Established in 2015, Pegasos5 is a consultancy based in Melbourne that is focussed on the presentation and exhibition of contemporary visual art. We work collaboratively with artists and curators to facilitate stand-alone projects, as well as providing a vehicle for ongoing engagement between artists, collectors and institutions. Our aim is to provide artists with exposure to new audiences, whilst generating and empowering critical dialogue and research around their practice.
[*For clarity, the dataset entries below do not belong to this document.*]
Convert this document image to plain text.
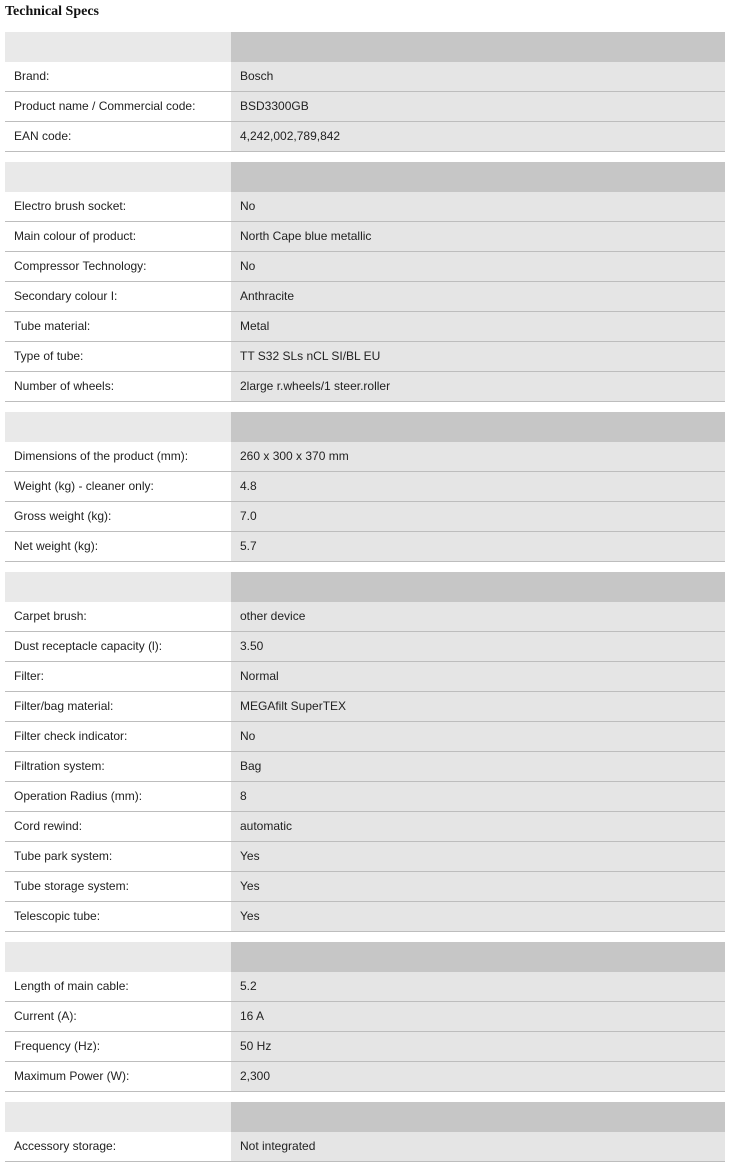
Technical Specs
Brand:	Bosch
Product name / Commercial code:	BSD3300GB
EAN code:	4,242,002,789,842
Electro brush socket:	No
Main colour of product:	North Cape blue metallic
Compressor Technology:	No
Secondary colour I:	Anthracite
Tube material:	Metal
Type of tube:	TT S32 SLs nCL SI/BL EU
Number of wheels:	2large r.wheels/1 steer.roller
Dimensions of the product (mm):	260 x 300 x 370 mm
Weight (kg) - cleaner only:	4.8
Gross weight (kg):	7.0
Net weight (kg):	5.7
Carpet brush:	other device
Dust receptacle capacity (l):	3.50
Filter:	Normal
Filter/bag material:	MEGAfilt SuperTEX
Filter check indicator:	No
Filtration system:	Bag
Operation Radius (mm):	8
Cord rewind:	automatic
Tube park system:	Yes
Tube storage system:	Yes
Telescopic tube:	Yes
Length of main cable:	5.2
Current (A):	16 A
Frequency (Hz):	50 Hz
Maximum Power (W):	2,300
Accessory storage:	Not integrated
Drawing on over a decade of experience in the visual arts sector in Asia, Pegasos5’s focus is to foster the diverse practice of Asian contemporary artists and provide a platform for dialogue between artists, curators and collectors in Australia. Pegasos5 also supports local and regional opportunities for emerging Asian-Australian contemporary artists.
www.pegasos5.com
Director: Anita Archer
Founded: 2015
anita@pegasos5.com
+61 402 067070
PO Box 8838
Armadale VIC 3143
Melbourne, Australia
ANIDA YOEU ALI
Anida Yoeu Ali (b.1974, Battambang) is an artist whose works span performance, installation, video, poetry, public encounters, and political agitation. She is a first generation Muslim Khmer woman born in Cambodia and raised in Chicago. After residing for over three decades outside of Cambodia, Ali returned to work in Phnom Penh as part of her 2011 U.S. Fulbright Fellowship researching creation mythologies in contemporary Khmer performance.
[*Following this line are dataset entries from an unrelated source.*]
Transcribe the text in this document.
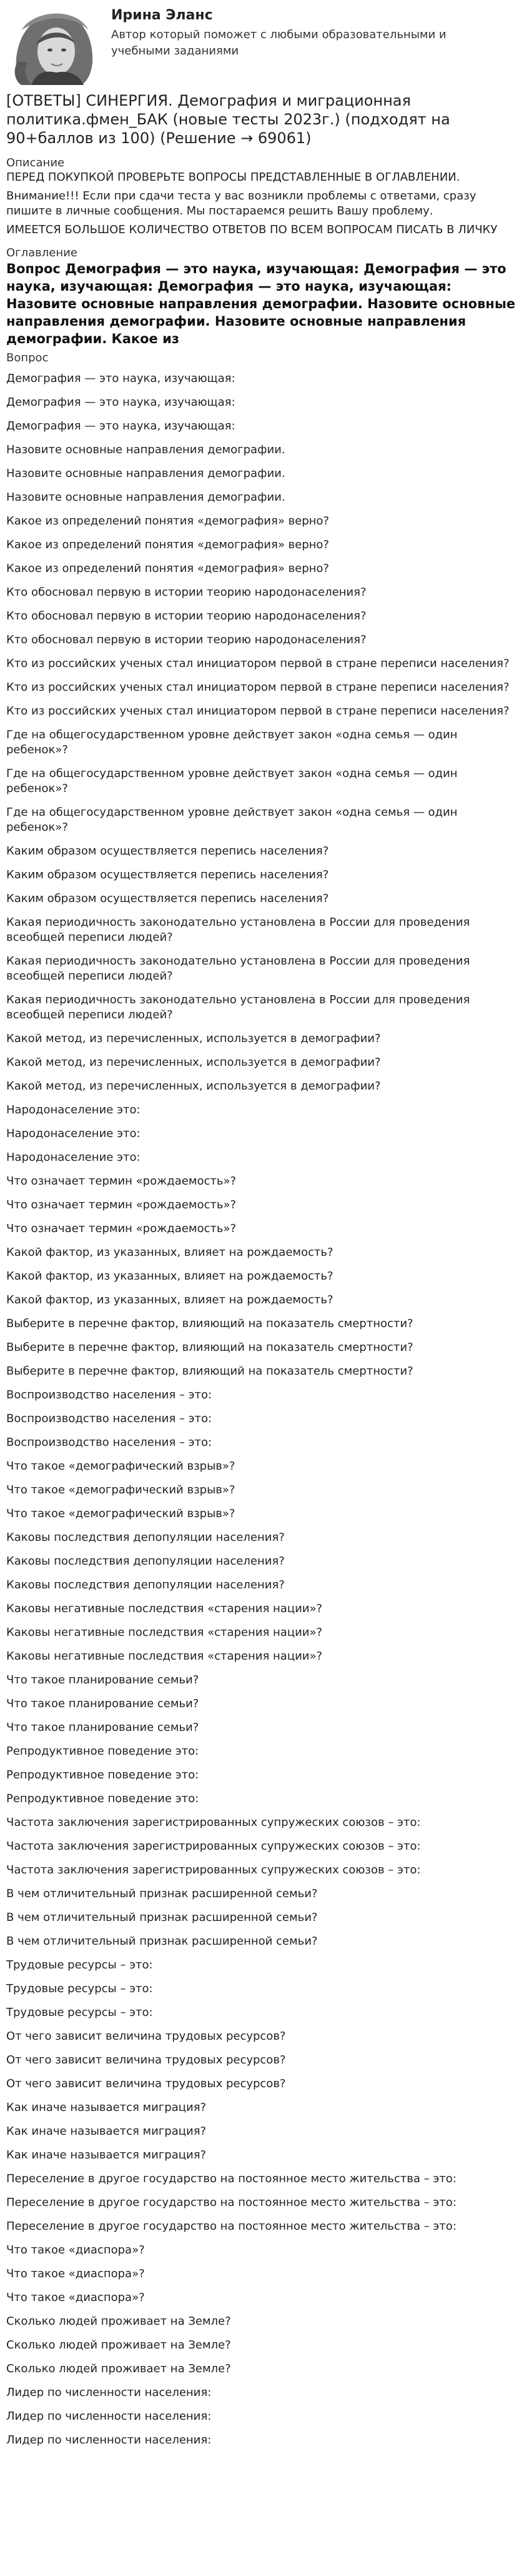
Ирина Эланс
Автор который поможет с любыми образовательными и учебными заданиями
[ОТВЕТЫ] СИНЕРГИЯ. Демография и миграционная политика.фмен_БАК (новые тесты 2023г.) (подходят на 90+баллов из 100) (Решение → 69061)
Описание
ПЕРЕД ПОКУПКОЙ ПРОВЕРЬТЕ ВОПРОСЫ ПРЕДСТАВЛЕННЫЕ В ОГЛАВЛЕНИИ.
Внимание!!! Если при сдачи теста у вас возникли проблемы с ответами, сразу пишите в личные сообщения. Мы постараемся решить Вашу проблему.
ИМЕЕТСЯ БОЛЬШОЕ КОЛИЧЕСТВО ОТВЕТОВ ПО ВСЕМ ВОПРОСАМ ПИСАТЬ В ЛИЧКУ
Оглавление
Вопрос Демография — это наука, изучающая: Демография — это наука, изучающая: Демография — это наука, изучающая: Назовите основные направления демографии. Назовите основные направления демографии. Назовите основные направления демографии. Какое из
Вопрос
Демография — это наука, изучающая:
Демография — это наука, изучающая:
Демография — это наука, изучающая:
Назовите основные направления демографии.
Назовите основные направления демографии.
Назовите основные направления демографии.
Какое из определений понятия «демография» верно?
Какое из определений понятия «демография» верно?
Какое из определений понятия «демография» верно?
Кто обосновал первую в истории теорию народонаселения?
Кто обосновал первую в истории теорию народонаселения?
Кто обосновал первую в истории теорию народонаселения?
Кто из российских ученых стал инициатором первой в стране переписи населения?
Кто из российских ученых стал инициатором первой в стране переписи населения?
Кто из российских ученых стал инициатором первой в стране переписи населения?
Где на общегосударственном уровне действует закон «одна семья — один ребенок»?
Где на общегосударственном уровне действует закон «одна семья — один ребенок»?
Где на общегосударственном уровне действует закон «одна семья — один ребенок»?
Каким образом осуществляется перепись населения?
Каким образом осуществляется перепись населения?
Каким образом осуществляется перепись населения?
Какая периодичность законодательно установлена в России для проведения всеобщей переписи людей?
Какая периодичность законодательно установлена в России для проведения всеобщей переписи людей?
Какая периодичность законодательно установлена в России для проведения всеобщей переписи людей?
Какой метод, из перечисленных, используется в демографии?
Какой метод, из перечисленных, используется в демографии?
Какой метод, из перечисленных, используется в демографии?
Народонаселение это:
Народонаселение это:
Народонаселение это:
Что означает термин «рождаемость»?
Что означает термин «рождаемость»?
Что означает термин «рождаемость»?
Какой фактор, из указанных, влияет на рождаемость?
Какой фактор, из указанных, влияет на рождаемость?
Какой фактор, из указанных, влияет на рождаемость?
Выберите в перечне фактор, влияющий на показатель смертности?
Выберите в перечне фактор, влияющий на показатель смертности?
Выберите в перечне фактор, влияющий на показатель смертности?
Воспроизводство населения – это:
Воспроизводство населения – это:
Воспроизводство населения – это:
Что такое «демографический взрыв»?
Что такое «демографический взрыв»?
Что такое «демографический взрыв»?
Каковы последствия депопуляции населения?
Каковы последствия депопуляции населения?
Каковы последствия депопуляции населения?
Каковы негативные последствия «старения нации»?
Каковы негативные последствия «старения нации»?
Каковы негативные последствия «старения нации»?
Что такое планирование семьи?
Что такое планирование семьи?
Что такое планирование семьи?
Репродуктивное поведение это:
Репродуктивное поведение это:
Репродуктивное поведение это:
Частота заключения зарегистрированных супружеских союзов – это:
Частота заключения зарегистрированных супружеских союзов – это:
Частота заключения зарегистрированных супружеских союзов – это:
В чем отличительный признак расширенной семьи?
В чем отличительный признак расширенной семьи?
В чем отличительный признак расширенной семьи?
Трудовые ресурсы – это:
Трудовые ресурсы – это:
Трудовые ресурсы – это:
От чего зависит величина трудовых ресурсов?
От чего зависит величина трудовых ресурсов?
От чего зависит величина трудовых ресурсов?
Как иначе называется миграция?
Как иначе называется миграция?
Как иначе называется миграция?
Переселение в другое государство на постоянное место жительства – это:
Переселение в другое государство на постоянное место жительства – это:
Переселение в другое государство на постоянное место жительства – это:
Что такое «диаспора»?
Что такое «диаспора»?
Что такое «диаспора»?
Сколько людей проживает на Земле?
Сколько людей проживает на Земле?
Сколько людей проживает на Земле?
Лидер по численности населения:
Лидер по численности населения:
Лидер по численности населения:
Utilizing an interdisciplinary approach to artmaking, her installation and performance works investigate the artistic, spiritual and political collisions of a hybrid transnational identity.
Ali is the winner of the 2014-15 Sovereign Asian Art Prize for her series The Buddhist Bug. Her pioneering poetry work with the critically acclaimed performance group I Was Born With Two Tongues (1998-2003) is archived with the Smithsonian Asian Pacific American Program. Ali has performed and exhibited at numerous public institutions such as the Palais de Tokyo, Fukuoka Asian Art Museum, The Smithsonian, and Queensland Art Gallery, amongst others. She is a collaborative partner with Studio Revolt, an independent artist run media lab launched in Phnom Penh, Cambodia in 2011.
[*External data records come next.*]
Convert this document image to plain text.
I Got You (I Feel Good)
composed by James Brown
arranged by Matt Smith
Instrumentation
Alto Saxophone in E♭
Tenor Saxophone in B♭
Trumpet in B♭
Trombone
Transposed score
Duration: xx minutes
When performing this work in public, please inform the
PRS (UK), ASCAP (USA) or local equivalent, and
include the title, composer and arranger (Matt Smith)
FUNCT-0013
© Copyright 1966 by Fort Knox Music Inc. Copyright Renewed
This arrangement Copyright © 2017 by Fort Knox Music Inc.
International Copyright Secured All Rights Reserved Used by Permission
Anida Yoeu Ali’s White Mother series was inspired by her residency in Fukuoka, Japan, in 2014. A set of photographs show Anida pushing her daughter in a pram in Fukuoka’s public areas, with her face painted white, inspired by the tradition of Japanese dance theatre form Butoh. “During her residency, she invited Japanese mothers to be her collaborators. And through their stories of feeling uncomfortable or unseen in public spaces when they bring their young children out, Anida created this performance — by giving it a hyper-visibility, she uses performance to make the invisible more present,” explains curator and art historian Wulan Dirgantoro. (courtesy Mae Chan, Options, 22 Dec 2019)
SAM LO
Sam Lo (who also goes by the moniker SKL0) is a self-taught Singapore-based non-binary visual artist who has a distinguished reputation in Singapore as an activist and artist critiquing the social-political norms of her first world island state home.
Whether using stickers or spray paint as the medium, Lo’s work reveals a fascination at the way Singapore’s inhabitants interact with the urban landscape and how their lives are directed by social expectations, government directives and collective habit. In the urban sticker series, documented by archival photographs, Lo uses ‘Singlish’, the hybrid language of multiracial Singapore, to challenge social hierarchies and bureaucratic bans.
Lo’s evolving multi-media practice which incorporates installations, large scale murals and digital designs, include projects for the Singapore Tourist Board, Lodhi Art Festival, New Delhi, Georgetown Festival, Malaysia, Melbourne International Festival, Art Central Hong Kong, National Arts Council, Singapore, National Heritage Board, Singapore and commission partners including Air Asia and Nike.